The Australian firm published its Unaudited 2020 Annual Report today showing a pre-tax loss of $4.5 million (£3.5m) in the 12 months to the end of June this year.
That’s compared to pre-tax losses of just $3.1m for the corresponding period last year.
The firm, which is registered in Perth and is listed on the London and Sydney stock exchanges, was hit by a non-completion of plans for a “package spin-out” for the Cooper-Eromanga basin in central Australia, as well as “significant” delays to its Cambay project in India.
However, the value of Oilex’s total held assets increased from $12.7 billion in 2019 to $13.1bn in 2020, while there was also a slow down in the rate of depreciation.
Jonathan Salomon, interim chariman of Oilex, said: “The 2020 financial year produced two remarkable global events. The first of these was the effect of COVID-19 and the fundamental change it brought to the daily and working lives of all of us.

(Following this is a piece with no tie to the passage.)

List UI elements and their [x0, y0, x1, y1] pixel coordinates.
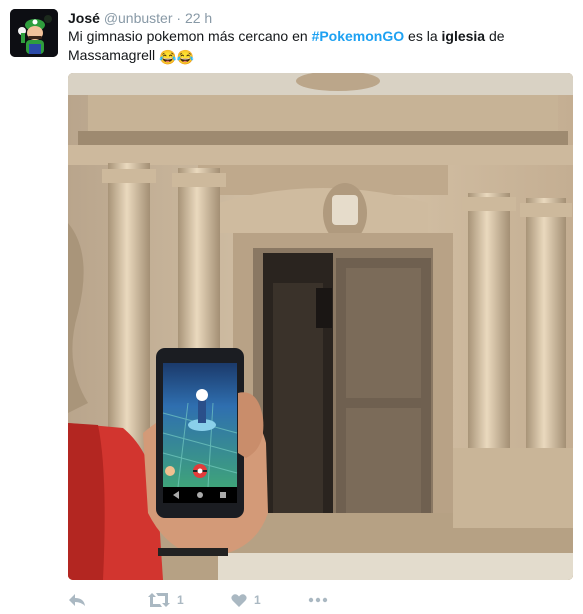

“The other key event was the global oil and gas price reduction, the third time this occurred within a 12 year period. Virtually every community in our modern world and every industry has been affected in some way by one or both of these events.
“Certainly, it has brought about further changes and downward pressure on an already embattled oil and gas industry. Our industry has seen an increase in the number of project delays and project re-assessments along with several corporate collapses, related to combinations of reduced commodity prices, scarcity of risk capital and significantly altered working environments.
“Oilex’s experiences were in line with this and included the non-completion of the initial proposal for the Cooper-Eromanga basin package spin-out and additional and significant delays to our Cambay project in India.”
Last year, Oilex entered into an agreement with Koru Energy for up to 50% of the Knox and Lowry, and Whitbeck gas discoveries in the East Irish Sea.
Mr Salomon added: “In the UK, Oilex struck a series of deals and options with a number of UK based entities, for both discovered and exploration assets in the highly productive East Irish Sea basin.
“Through a series of agreements, Oilex established line of sight over a number of low entry cost, complementary projects in the East Irish Sea immediately adjacent to large producing gas fields with refurbished production and processing facilities and where new sources of gas production would help to extend the productive life of the greater projects.
“However, once again COVID resulted in reduced ability to secure risk capital for these projects, and Oilex reduced its position to a single licence containing two high potential exploration targets, again adjacent to existing producing fields.”